The concept of harnessing the body’s own immune response system to target malignant cancer cells for destruction has led to the development of innovative cancer immunotherapies, such as cytokine treatments, antibody-based approaches, and gene therapy. In particular, adoptive-cell-transfer therapy, also referred to as adoptive T-cell therapy, has emerged as a promising immunotherapeutic approach for the treatment of patients with melanoma. It is a therapeutic strategy to circumvent normal immune regulatory mechanisms that suppress endogenous tumor-specific T-cell responses. Adoptive-cell-transfer therapy involves the recovery of effector T cells from a patient’s tumor, their expansion and activation ex vivo, and subsequent re-administration into the patient where they can specifically target antigen-expressing tumor cells for immune destruction.

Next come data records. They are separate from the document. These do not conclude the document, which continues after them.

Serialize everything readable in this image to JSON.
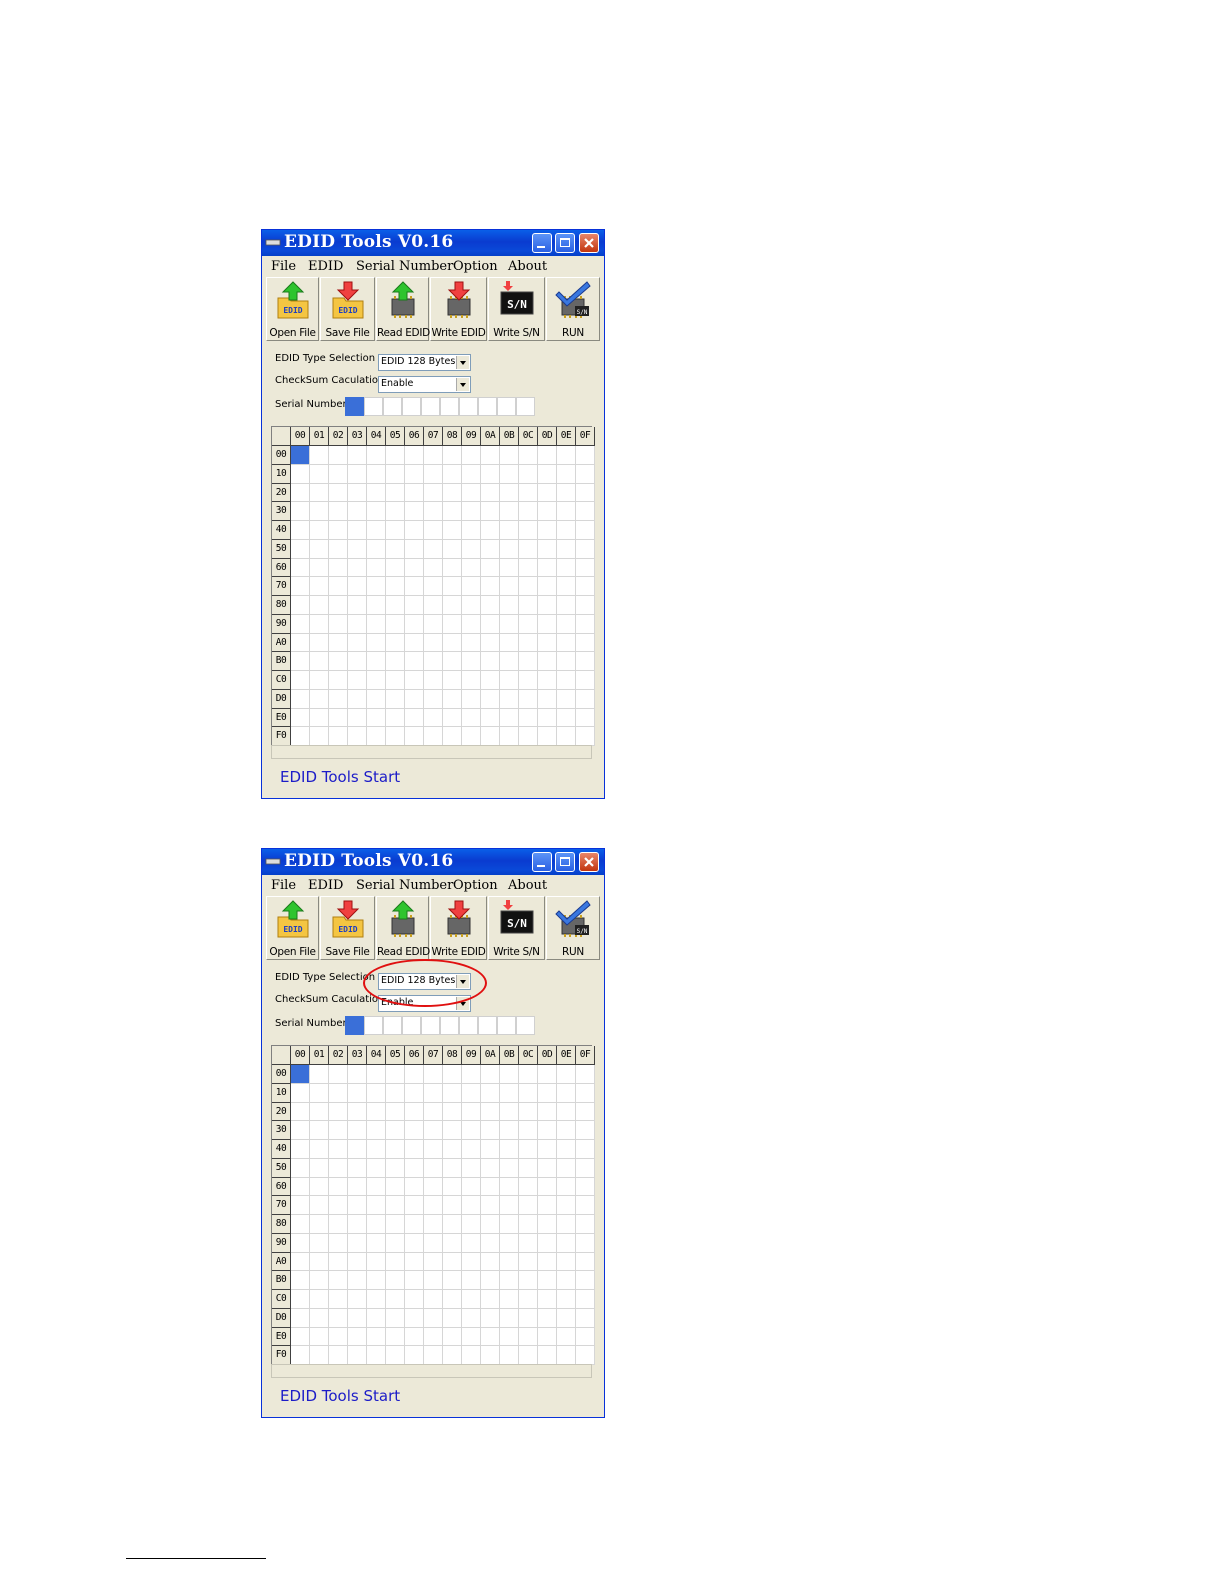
{
  "windows": [
    {
      "title": "EDID Tools V0.16",
      "menu": [
        "File",
        "EDID",
        "Serial Number",
        "Option",
        "About"
      ],
      "toolbar": [
        "Open File",
        "Save File",
        "Read EDID",
        "Write EDID",
        "Write S/N",
        "RUN"
      ],
      "edid_type_label": "EDID Type Selection",
      "edid_type_value": "EDID 128 Bytes",
      "checksum_label": "CheckSum Caculation",
      "checksum_value": "Enable",
      "serial_label": "Serial Number =",
      "status": "EDID Tools Start"
    },
    {
      "title": "EDID Tools V0.16",
      "menu": [
        "File",
        "EDID",
        "Serial Number",
        "Option",
        "About"
      ],
      "toolbar": [
        "Open File",
        "Save File",
        "Read EDID",
        "Write EDID",
        "Write S/N",
        "RUN"
      ],
      "edid_type_label": "EDID Type Selection",
      "edid_type_value": "EDID 128 Bytes",
      "checksum_label": "CheckSum Caculation",
      "checksum_value": "Enable",
      "serial_label": "Serial Number =",
      "status": "EDID Tools Start"
    }
  ],
  "grid": {
    "columns": [
      "00",
      "01",
      "02",
      "03",
      "04",
      "05",
      "06",
      "07",
      "08",
      "09",
      "0A",
      "0B",
      "0C",
      "0D",
      "0E",
      "0F"
    ],
    "rows": [
      "00",
      "10",
      "20",
      "30",
      "40",
      "50",
      "60",
      "70",
      "80",
      "90",
      "A0",
      "B0",
      "C0",
      "D0",
      "E0",
      "F0"
    ]
  },
  "icons": [
    "edid-folder-open-icon",
    "edid-folder-save-icon",
    "chip-read-icon",
    "chip-write-icon",
    "sn-write-icon",
    "run-check-icon"
  ],
  "colors": {
    "selection": "#3a6fd8",
    "status_text": "#1c1cc8",
    "highlight_circle": "#e01010"
  }
}
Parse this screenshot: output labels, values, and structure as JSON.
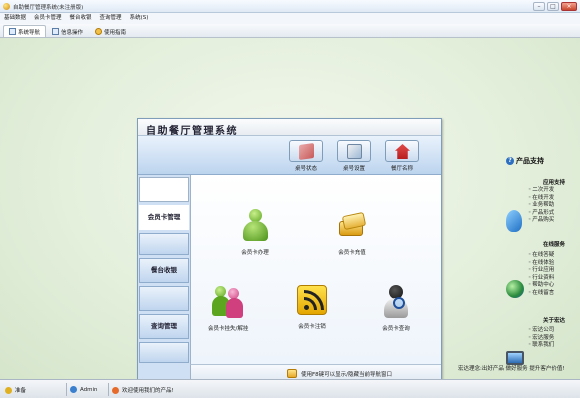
{
  "window": {
    "title": "自助餐厅管理系统(未注册版)",
    "controls": [
      "–",
      "□",
      "×"
    ]
  },
  "menubar": [
    "基础数据",
    "会员卡管理",
    "餐台收银",
    "查询管理",
    "系统(S)"
  ],
  "tabs": [
    {
      "label": "系统导航",
      "icon": "navigation-icon"
    },
    {
      "label": "信息操作",
      "icon": "info-operation-icon"
    },
    {
      "label": "使用指南",
      "icon": "help-guide-icon"
    }
  ],
  "panel": {
    "title": "自助餐厅管理系统",
    "toolbar": [
      {
        "label": "桌号状态",
        "icon": "table-status-icon"
      },
      {
        "label": "桌号设置",
        "icon": "table-setting-icon"
      },
      {
        "label": "餐厅名称",
        "icon": "restaurant-name-icon"
      }
    ],
    "nav": {
      "items": [
        "会员卡管理",
        "餐台收银",
        "查询管理"
      ]
    },
    "functions": [
      {
        "label": "会员卡办理",
        "icon": "member-card-apply-icon"
      },
      {
        "label": "会员卡充值",
        "icon": "member-card-recharge-icon"
      },
      {
        "label": "会员卡挂失/解挂",
        "icon": "member-card-loss-icon"
      },
      {
        "label": "会员卡注销",
        "icon": "member-card-cancel-icon"
      },
      {
        "label": "会员卡查询",
        "icon": "member-card-query-icon"
      }
    ],
    "hint": "使用F8键可以显示/隐藏当前导航窗口"
  },
  "support": {
    "title": "产品支持",
    "sections": [
      {
        "heading": "应用支持",
        "items": [
          "二次开发",
          "在线开发",
          "业务帮助",
          "产品形式",
          "产品购买"
        ],
        "icon": "application-support-icon"
      },
      {
        "heading": "在线服务",
        "items": [
          "在线答疑",
          "在线体验",
          "行业应用",
          "行业资料",
          "帮助中心",
          "在线留言"
        ],
        "icon": "online-service-icon"
      },
      {
        "heading": "关于宏达",
        "items": [
          "宏达公司",
          "宏达服务",
          "联系我们"
        ],
        "icon": "about-hongda-icon"
      }
    ],
    "footer": "宏达理念:出好产品 做好服务 提升客户价值!"
  },
  "statusbar": {
    "segments": [
      {
        "text": "准备",
        "icon": "ready-icon"
      },
      {
        "text": "Admin",
        "icon": "user-icon"
      },
      {
        "text": "欢迎使用我们的产品!",
        "icon": "welcome-icon"
      }
    ]
  }
}
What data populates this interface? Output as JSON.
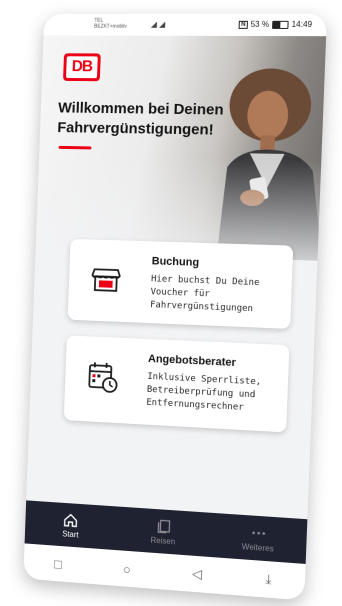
{
  "status_bar": {
    "carrier_line1": "TEL",
    "carrier_line2": "BEZKT+mobilv",
    "signal_text": "◢ ◢",
    "battery_percent": "53 %",
    "time": "14:49",
    "nfc_label": "N"
  },
  "hero": {
    "logo_text": "DB",
    "welcome_text": "Willkommen bei Deinen Fahrvergünstigungen!"
  },
  "cards": [
    {
      "title": "Buchung",
      "text": "Hier buchst Du Deine Voucher für Fahrvergünstigungen",
      "icon": "shop-icon"
    },
    {
      "title": "Angebotsberater",
      "text": "Inklusive Sperrliste, Betreiberprüfung und Entfernungsrechner",
      "icon": "calendar-clock-icon"
    }
  ],
  "bottom_nav": [
    {
      "label": "Start",
      "icon": "home-icon",
      "active": true
    },
    {
      "label": "Reisen",
      "icon": "tickets-icon",
      "active": false
    },
    {
      "label": "Weiteres",
      "icon": "more-dots-icon",
      "active": false
    }
  ],
  "system_nav": {
    "square_glyph": "□",
    "circle_glyph": "○",
    "back_glyph": "◁",
    "down_glyph": "⤓"
  },
  "colors": {
    "brand_red": "#ec0016",
    "nav_bg": "#1f2230"
  }
}
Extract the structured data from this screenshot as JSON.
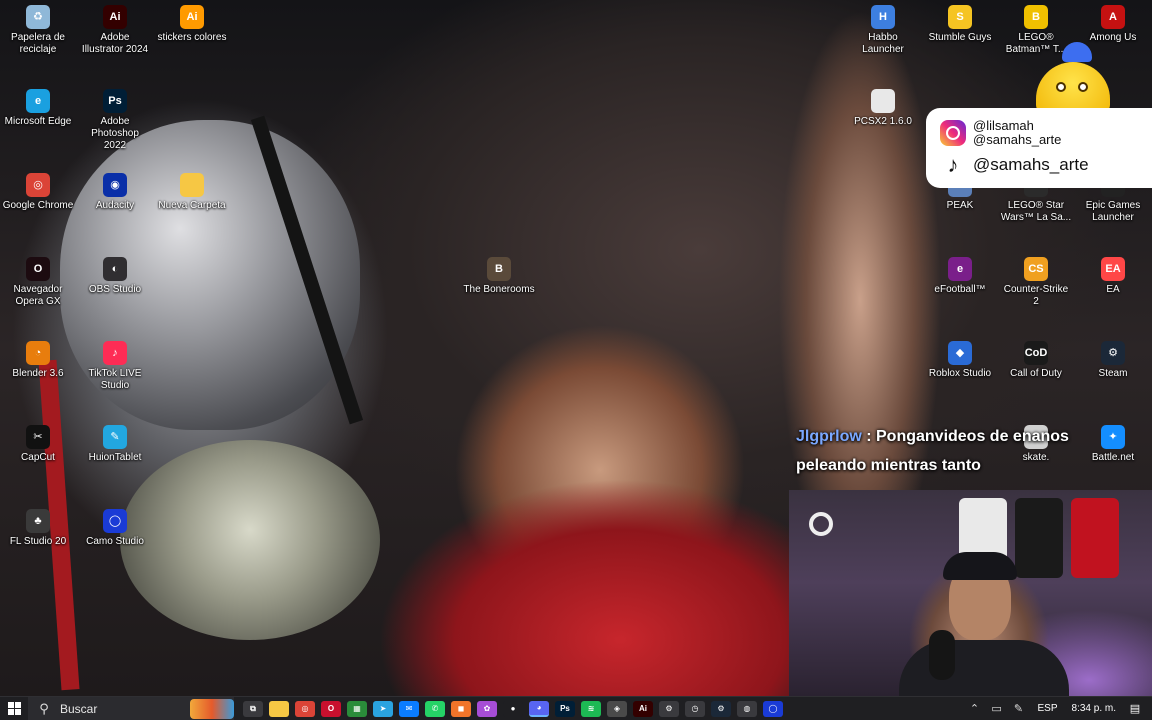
{
  "desktop": {
    "icons": [
      {
        "label": "Papelera de reciclaje",
        "icon": "recycle-bin-icon",
        "color": "#8fb8d8",
        "glyph": "♻"
      },
      {
        "label": "Adobe Illustrator 2024",
        "icon": "illustrator-icon",
        "color": "#330000",
        "glyph": "Ai"
      },
      {
        "label": "stickers colores",
        "icon": "illustrator-file-icon",
        "color": "#ff9a00",
        "glyph": "Ai"
      },
      {
        "label": "Microsoft Edge",
        "icon": "edge-icon",
        "color": "#1aa0e0",
        "glyph": "e"
      },
      {
        "label": "Adobe Photoshop 2022",
        "icon": "photoshop-icon",
        "color": "#001e36",
        "glyph": "Ps"
      },
      {
        "label": "Google Chrome",
        "icon": "chrome-icon",
        "color": "#db4437",
        "glyph": "◎"
      },
      {
        "label": "Audacity",
        "icon": "audacity-icon",
        "color": "#0a2fa8",
        "glyph": "◉"
      },
      {
        "label": "Nueva Carpeta",
        "icon": "folder-icon",
        "color": "#f6c744",
        "glyph": ""
      },
      {
        "label": "Navegador Opera GX",
        "icon": "opera-gx-icon",
        "color": "#1c0b10",
        "glyph": "O"
      },
      {
        "label": "OBS Studio",
        "icon": "obs-icon",
        "color": "#302e31",
        "glyph": "◐"
      },
      {
        "label": "The Bonerooms",
        "icon": "game-icon",
        "color": "#5a4a3a",
        "glyph": "B"
      },
      {
        "label": "Blender 3.6",
        "icon": "blender-icon",
        "color": "#e87d0d",
        "glyph": "◔"
      },
      {
        "label": "TikTok LIVE Studio",
        "icon": "tiktok-live-icon",
        "color": "#fe2c55",
        "glyph": "♪"
      },
      {
        "label": "CapCut",
        "icon": "capcut-icon",
        "color": "#111111",
        "glyph": "✂"
      },
      {
        "label": "HuionTablet",
        "icon": "huion-icon",
        "color": "#22a7e0",
        "glyph": "✎"
      },
      {
        "label": "FL Studio 20",
        "icon": "fl-studio-icon",
        "color": "#3a3a3a",
        "glyph": "♣"
      },
      {
        "label": "Camo Studio",
        "icon": "camo-icon",
        "color": "#1a3bd6",
        "glyph": "◯"
      },
      {
        "label": "Habbo Launcher",
        "icon": "habbo-icon",
        "color": "#3d7fe0",
        "glyph": "H"
      },
      {
        "label": "Stumble Guys",
        "icon": "stumble-guys-icon",
        "color": "#f5c422",
        "glyph": "S"
      },
      {
        "label": "LEGO® Batman™ T...",
        "icon": "lego-batman-icon",
        "color": "#f0c000",
        "glyph": "B"
      },
      {
        "label": "Among Us",
        "icon": "among-us-icon",
        "color": "#c51111",
        "glyph": "A"
      },
      {
        "label": "PCSX2 1.6.0",
        "icon": "file-icon",
        "color": "#e8e8e8",
        "glyph": ""
      },
      {
        "label": "PEAK",
        "icon": "peak-icon",
        "color": "#5b7fb8",
        "glyph": "P"
      },
      {
        "label": "LEGO® Star Wars™ La Sa...",
        "icon": "lego-starwars-icon",
        "color": "#2b2b2b",
        "glyph": "L"
      },
      {
        "label": "Epic Games Launcher",
        "icon": "epic-games-icon",
        "color": "#222222",
        "glyph": "E"
      },
      {
        "label": "eFootball™",
        "icon": "efootball-icon",
        "color": "#7a1f8a",
        "glyph": "e"
      },
      {
        "label": "Counter-Strike 2",
        "icon": "counter-strike-icon",
        "color": "#f0a020",
        "glyph": "CS"
      },
      {
        "label": "EA",
        "icon": "ea-icon",
        "color": "#ff4747",
        "glyph": "EA"
      },
      {
        "label": "Roblox Studio",
        "icon": "roblox-studio-icon",
        "color": "#2a6bd6",
        "glyph": "◆"
      },
      {
        "label": "Call of Duty",
        "icon": "call-of-duty-icon",
        "color": "#1a1a1a",
        "glyph": "CoD"
      },
      {
        "label": "Steam",
        "icon": "steam-icon",
        "color": "#1b2838",
        "glyph": "⚙"
      },
      {
        "label": "skate.",
        "icon": "skate-icon",
        "color": "#d0d0d0",
        "glyph": "s"
      },
      {
        "label": "Battle.net",
        "icon": "battle-net-icon",
        "color": "#148eff",
        "glyph": "✦"
      }
    ]
  },
  "overlay": {
    "instagram_handle_1": "@lilsamah",
    "instagram_handle_2": "@samahs_arte",
    "tiktok_handle": "@samahs_arte",
    "instagram_icon": "instagram-icon",
    "tiktok_icon": "tiktok-icon"
  },
  "chat": {
    "username": "Jlgprlow",
    "separator": " : ",
    "message": "Ponganvideos de enanos peleando mientras tanto"
  },
  "taskbar": {
    "search_placeholder": "Buscar",
    "pinned": [
      {
        "icon": "task-view-icon",
        "color": "#3a3a3e",
        "glyph": "⧉"
      },
      {
        "icon": "file-explorer-icon",
        "color": "#f6c744",
        "glyph": ""
      },
      {
        "icon": "chrome-icon",
        "color": "#db4437",
        "glyph": "◎"
      },
      {
        "icon": "opera-gx-icon",
        "color": "#c8102e",
        "glyph": "O"
      },
      {
        "icon": "store-icon",
        "color": "#2a8c3a",
        "glyph": "▦"
      },
      {
        "icon": "telegram-icon",
        "color": "#2aa3e0",
        "glyph": "➤"
      },
      {
        "icon": "messenger-icon",
        "color": "#0a7cff",
        "glyph": "✉"
      },
      {
        "icon": "whatsapp-icon",
        "color": "#25d366",
        "glyph": "✆"
      },
      {
        "icon": "app-orange-icon",
        "color": "#f0742a",
        "glyph": "◼"
      },
      {
        "icon": "app-colorful-icon",
        "color": "#a64dd6",
        "glyph": "✿"
      },
      {
        "icon": "record-icon",
        "color": "#1f1f22",
        "glyph": "●"
      },
      {
        "icon": "discord-icon",
        "color": "#5865f2",
        "glyph": "◕"
      },
      {
        "icon": "photoshop-icon",
        "color": "#001e36",
        "glyph": "Ps"
      },
      {
        "icon": "spotify-icon",
        "color": "#1db954",
        "glyph": "≋"
      },
      {
        "icon": "game-icon",
        "color": "#4a4a4a",
        "glyph": "◈"
      },
      {
        "icon": "illustrator-icon",
        "color": "#330000",
        "glyph": "Ai"
      },
      {
        "icon": "settings-icon",
        "color": "#3a3a3e",
        "glyph": "⚙"
      },
      {
        "icon": "clock-icon",
        "color": "#3a3a3e",
        "glyph": "◷"
      },
      {
        "icon": "steam-icon",
        "color": "#1b2838",
        "glyph": "⚙"
      },
      {
        "icon": "app-dark-icon",
        "color": "#3a3a3e",
        "glyph": "◍"
      },
      {
        "icon": "camo-icon",
        "color": "#1a3bd6",
        "glyph": "◯"
      }
    ],
    "tray": {
      "chevron_icon": "chevron-up-icon",
      "network_icon": "network-icon",
      "pen_icon": "pen-icon",
      "language": "ESP",
      "time": "8:34 p. m.",
      "notification_icon": "notification-icon"
    }
  }
}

In this review, I provide a description of the mechanisms of adoptive-cell-transfer therapy and its clinical application, specifically for the treatment of melanoma. Then I discuss the main factors that determine the therapeutic efficacy of adoptive-cell-transfer therapy, including (i) identification and characterization of potential tumor antigens, (ii) generation and ex vivo expansion of tumor-specific T cells, (iii) in vivo activities of the adoptively transferred T cells: persistence, trafficking to tumor sites, and maintenance of effector functions. These factors represent the elements that limit the therapeutic efficacy of adoptive therapy. But they also suggest opportunities for improvement since they represent parameters that can be manipulated to improve the current treatment protocol. Approaches such as lymphodepletion, vaccination, and cytokine treatment are employed to improve the clinical outcome of adoptive therapy, and are often associated with challenges. Moreover, objective clinical response to adoptive T-cell therapy can be coupled with the onset of autoimmunity. These hurdles must be overcome to render T-cell-based antitumor therapy effective. Despite the challenges and limitations, the encouraging results from clinical studies show the real promise of adoptive T-cell therapy, and provide renewed optimism for cancer patients.